Four ways to fix the broken PC industry
If the computer hardware industry is to survive in the long-term, it needs a radical overhaul, according to analysts.
With shipments up 4.7%, the global PC market has had a healthy third quarter in 2019 – its healthiest in seven years, notes a report from technology research firm Canalys.
Since early 2012, when growth hit a record 5.4%, PC sales have been in steady decline. But the latest boost, warns the report, is a reflection of short-term trends, and its effects could wear off as early as next year.
In the US, for example, the surge can be attributed to the fact that a round of tariffs is scheduled to take effect on $37 billion-worth of Chinese notebooks and tablets next December. Understandably, producers are building up their inventory ahead of the deadline.
It is in Japan particularly that the context has been a favorable one. With the summer 2020 Olympics approaching, there has been major ramping up of IT infrastructure; and, as the country prepares to increase its consumer tax in October this year, demand for fresh hardware before the change has also surged.
This, combined with the fact that Japan has been quick to upgrade to Windows 10, has meant the country has driven the industry’s overall growth: shipments for desktops, workstations and notebooks increased by 63% over the last year.
It is not just in Japan that Windows 10 upgrades encouraged demand. A year ago, Canalys’s chief analyst Alastair Edwards had already predicted that “Windows 10 refresh will continue to be the main driver of commercial demand for PCs in 2019”.
More recently, IDC and Gartner similarly asserted that PC shipments had grown in Q3 2019 because of the continuing Windows 10 refresh cycle.
Rushabh Doshi, research director of Canalys mobility services, told ZDNet that this was confirmed by the latest report: “Microsoft announced that there would be no other Windows iteration, so businesses know that the investment in Windows 10 is safe. There won’t be a next generation of OS that will kill the upgrade.”
The reported growth, however, paradoxically comes in the midst of an industry-wide CPU shortage crisis caused by Intel.
Since last year, the company has faced a production bottleneck as it struggles to meet demand for its 14nm chips, which supply a wide range of products ranging from mobile devices to servers. It was previously assumed that this would cause headaches for all major PC sellers relying on the chips; but he found that it might actually have the reverse effect.
“For the top five companies at the top – that’s Lenovo, HP, Dell, Apple and Acer – this is an opportunity to consolidate their market share,” he said.
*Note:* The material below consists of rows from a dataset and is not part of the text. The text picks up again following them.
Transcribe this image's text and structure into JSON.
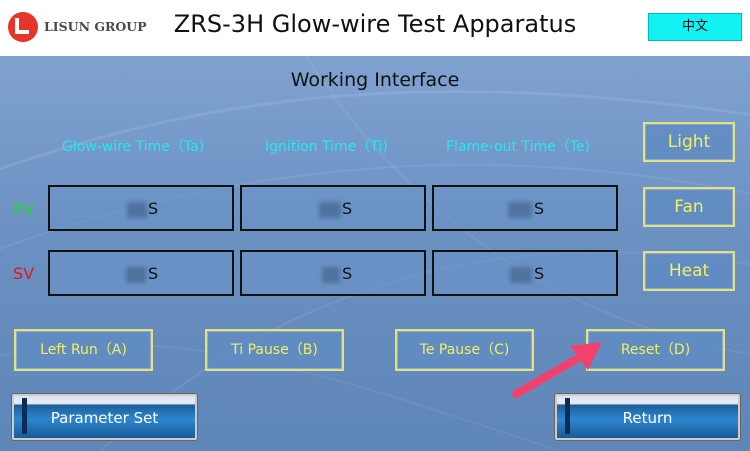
{
  "header": {
    "logo_text": "LISUN GROUP",
    "title": "ZRS-3H Glow-wire Test Apparatus",
    "lang_button": "中文"
  },
  "panel": {
    "sub_title": "Working Interface",
    "columns": [
      {
        "label": "Glow-wire Time（Ta)"
      },
      {
        "label": "Ignition Time（Ti)"
      },
      {
        "label": "Flame-out Time（Te)"
      }
    ],
    "rows": [
      {
        "label": "PV",
        "color": "#1fdc2a",
        "units": [
          "S",
          "S",
          "S"
        ]
      },
      {
        "label": "SV",
        "color": "#e01818",
        "units": [
          "S",
          "S",
          "S"
        ]
      }
    ],
    "side_buttons": [
      "Light",
      "Fan",
      "Heat"
    ],
    "action_buttons": [
      "Left Run（A)",
      "Ti Pause（B)",
      "Te Pause（C)",
      "Reset（D)"
    ],
    "bottom_buttons": {
      "parameter_set": "Parameter Set",
      "return": "Return"
    }
  },
  "colors": {
    "header_bg": "#ffffff",
    "panel_bg": "#6b90c2",
    "header_text": "#26e8ee",
    "button_text": "#f3ef62",
    "lang_button_bg": "#12f2f5",
    "annotation_arrow": "#f2426b"
  }
}
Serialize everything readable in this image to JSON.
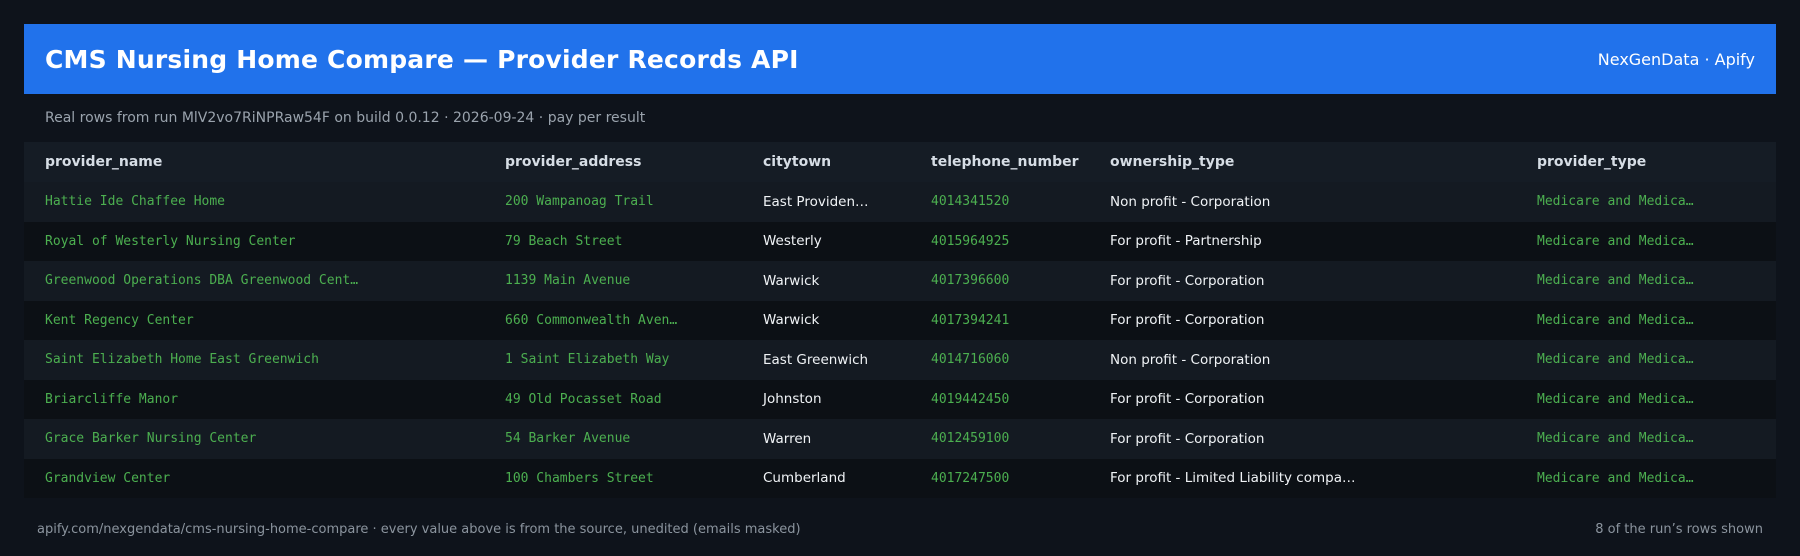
{
  "header": {
    "title": "CMS Nursing Home Compare — Provider Records API",
    "brand": "NexGenData · Apify"
  },
  "subtitle": "Real rows from run MlV2vo7RiNPRaw54F on build 0.0.12 · 2026-09-24 · pay per result",
  "table": {
    "columns": [
      "provider_name",
      "provider_address",
      "citytown",
      "telephone_number",
      "ownership_type",
      "provider_type"
    ],
    "rows": [
      [
        "Hattie Ide Chaffee Home",
        "200 Wampanoag Trail",
        "East Providen…",
        "4014341520",
        "Non profit - Corporation",
        "Medicare and Medica…"
      ],
      [
        "Royal of Westerly Nursing Center",
        "79 Beach Street",
        "Westerly",
        "4015964925",
        "For profit - Partnership",
        "Medicare and Medica…"
      ],
      [
        "Greenwood Operations DBA Greenwood Cent…",
        "1139 Main Avenue",
        "Warwick",
        "4017396600",
        "For profit - Corporation",
        "Medicare and Medica…"
      ],
      [
        "Kent Regency Center",
        "660 Commonwealth Aven…",
        "Warwick",
        "4017394241",
        "For profit - Corporation",
        "Medicare and Medica…"
      ],
      [
        "Saint Elizabeth Home East Greenwich",
        "1 Saint Elizabeth Way",
        "East Greenwich",
        "4014716060",
        "Non profit - Corporation",
        "Medicare and Medica…"
      ],
      [
        "Briarcliffe Manor",
        "49 Old Pocasset Road",
        "Johnston",
        "4019442450",
        "For profit - Corporation",
        "Medicare and Medica…"
      ],
      [
        "Grace Barker Nursing Center",
        "54 Barker Avenue",
        "Warren",
        "4012459100",
        "For profit - Corporation",
        "Medicare and Medica…"
      ],
      [
        "Grandview Center",
        "100 Chambers Street",
        "Cumberland",
        "4017247500",
        "For profit - Limited Liability compa…",
        "Medicare and Medica…"
      ]
    ]
  },
  "footer": {
    "left": "apify.com/nexgendata/cms-nursing-home-compare  ·  every value above is from the source, unedited (emails masked)",
    "right": "8 of the run’s rows shown"
  },
  "colors": {
    "background": "#0e131b",
    "header": "#2172eb",
    "accent_green": "#4caf50"
  }
}
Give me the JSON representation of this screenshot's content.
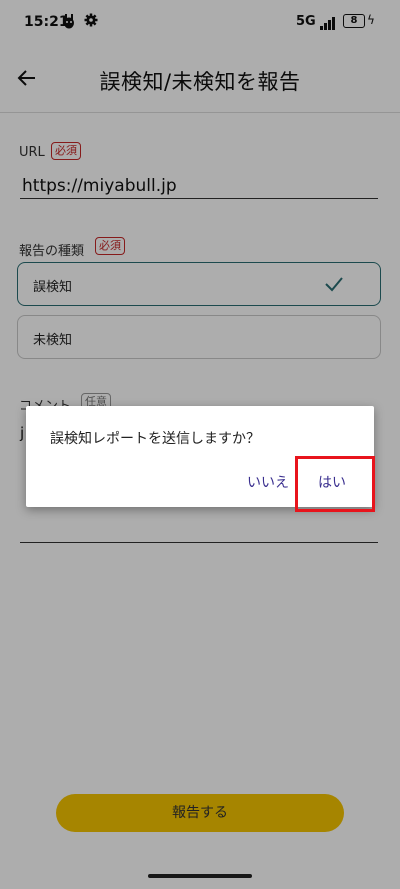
{
  "status_bar": {
    "time": "15:21",
    "network": "5G",
    "battery": "8"
  },
  "header": {
    "title": "誤検知/未検知を報告"
  },
  "form": {
    "url_label": "URL",
    "required_badge": "必須",
    "url_value": "https://miyabull.jp",
    "type_label": "報告の種類",
    "type_required_badge": "必須",
    "type_options": [
      {
        "label": "誤検知",
        "selected": true
      },
      {
        "label": "未検知",
        "selected": false
      }
    ],
    "comment_label": "コメント",
    "comment_badge": "任意",
    "comment_value": "j"
  },
  "dialog": {
    "message": "誤検知レポートを送信しますか？",
    "cancel_label": "いいえ",
    "confirm_label": "はい"
  },
  "submit_label": "報告する",
  "colors": {
    "accent": "#2a6e73",
    "required": "#c62828",
    "submit": "#f5c400",
    "dialog_button": "#3a2f8f",
    "highlight": "#e8141c"
  }
}
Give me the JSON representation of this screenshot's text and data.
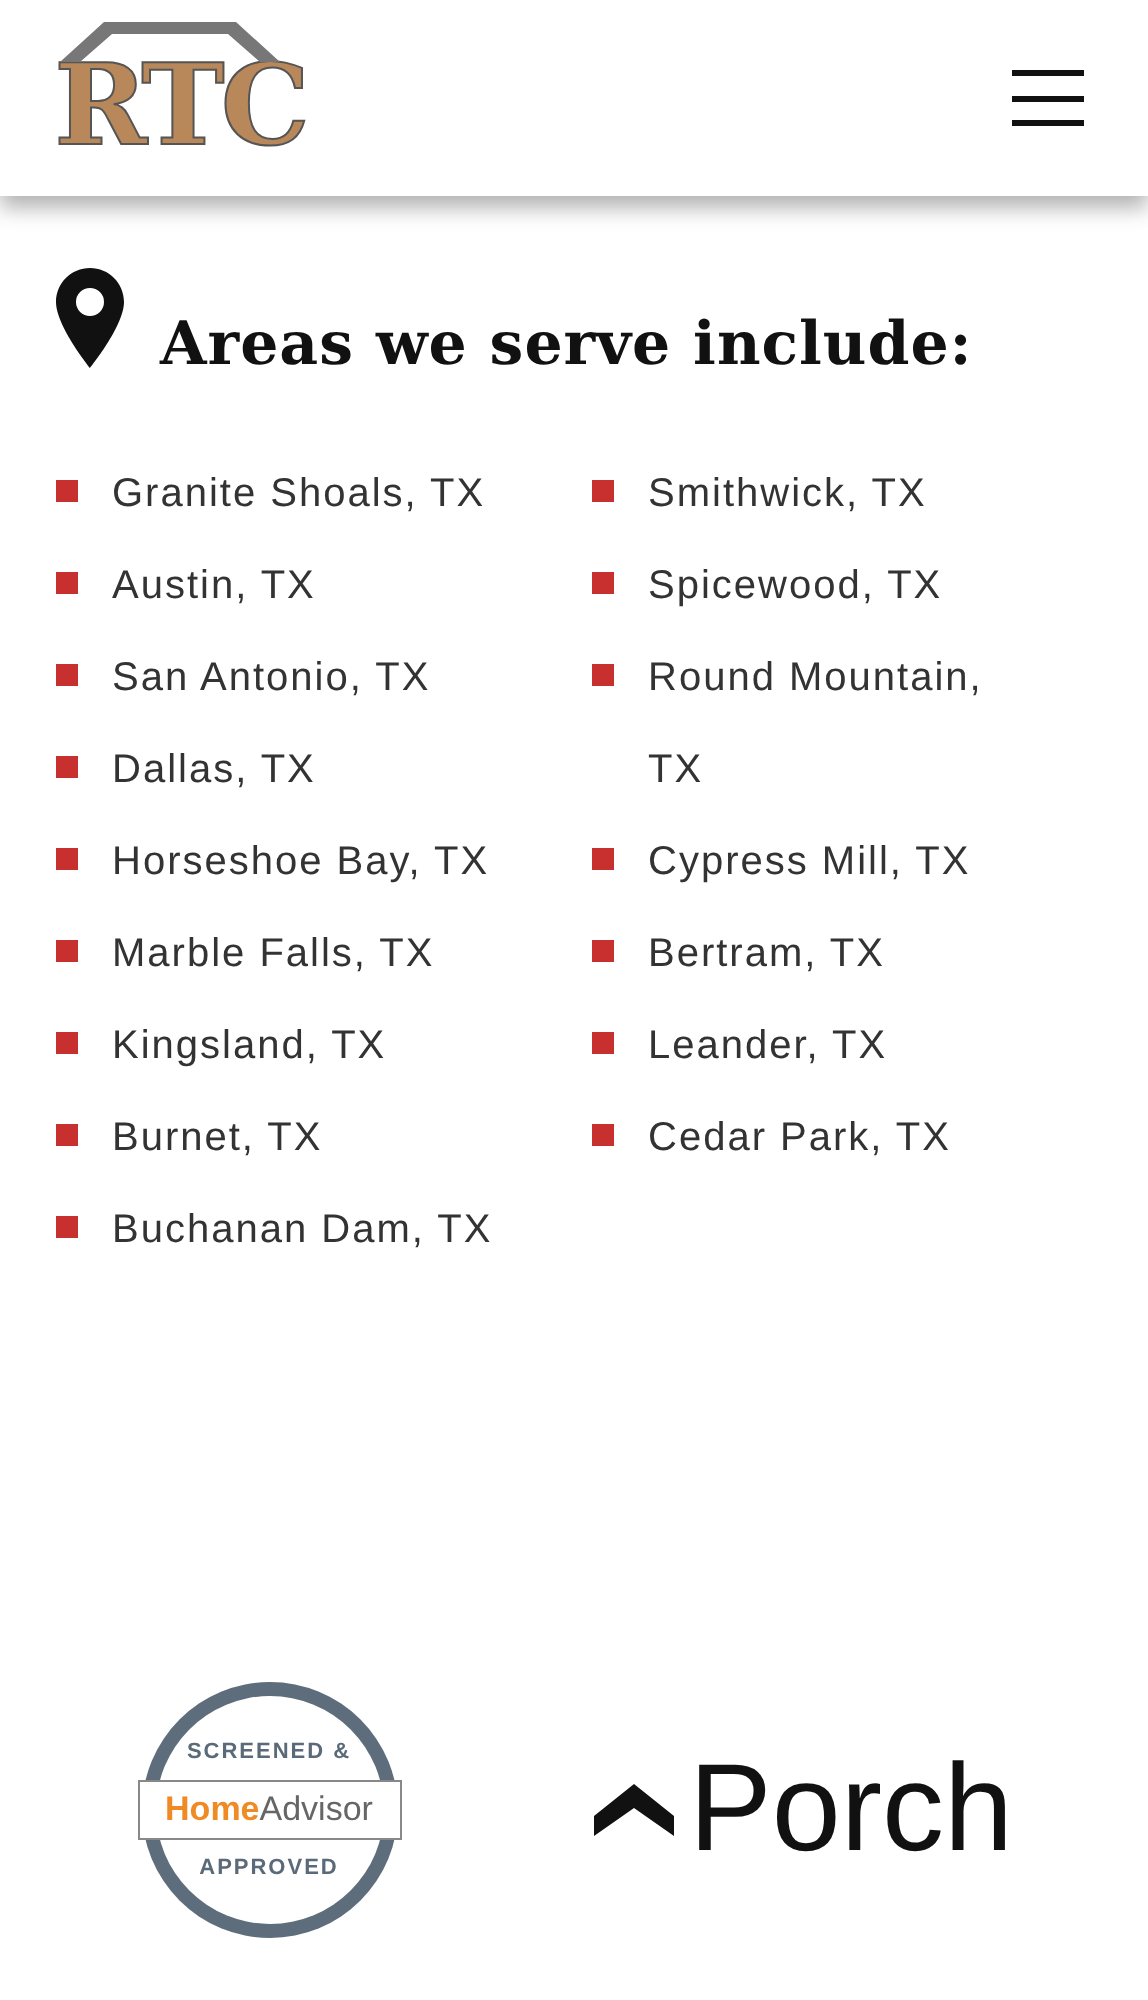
{
  "header": {
    "logo": {
      "letters": "RTC"
    }
  },
  "areas": {
    "heading": "Areas we serve include:",
    "columns": [
      [
        "Granite Shoals, TX",
        "Austin, TX",
        "San Antonio, TX",
        "Dallas, TX",
        "Horseshoe Bay, TX",
        "Marble Falls, TX",
        "Kingsland, TX",
        "Burnet, TX",
        "Buchanan Dam, TX"
      ],
      [
        "Smithwick, TX",
        "Spicewood, TX",
        "Round Mountain, TX",
        "Cypress Mill, TX",
        "Bertram, TX",
        "Leander, TX",
        "Cedar Park, TX"
      ]
    ]
  },
  "badges": {
    "homeadvisor": {
      "top": "SCREENED &",
      "brand_home": "Home",
      "brand_advisor": "Advisor",
      "bottom": "APPROVED"
    },
    "porch": {
      "name": "Porch"
    }
  }
}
The numbers already reflect that. All five companies have increased their shipments, with Lenovo and HP faring the best, with growths standing respectively at 7.2% and 8.5% year on year.
“Smaller vendors will have less supply and be squeezed out of the market,” continued Doshi. “They will become more niche and chase a different market altogether.”
But Doshi predicts that once tariffs are in place in the US and the Japanese consumer tax is implemented, demand will again go down.
And with the advent of new devices that seem to pack the performance of a laptop in your pocket, it is easy to jump to the conclusion that PCs could soon be a thing of the past. Samsung’s Galaxy Fold or Microsoft’s Surface Neo, for example, could provide new possibilities in ever-increasing screen sizes.
Not so fast, said Doshi. It is true that new form factors can seduce a specific audience, and especially in the mobile industry, with the advent of 5G suggesting that the mobile workforce could increase significantly.
“But that market will still be much smaller than the performance PC market,” he said. “Something similar happened with the tablet, which then saw demand shrink rapidly. So this is not something that PC vendors should worry about now.”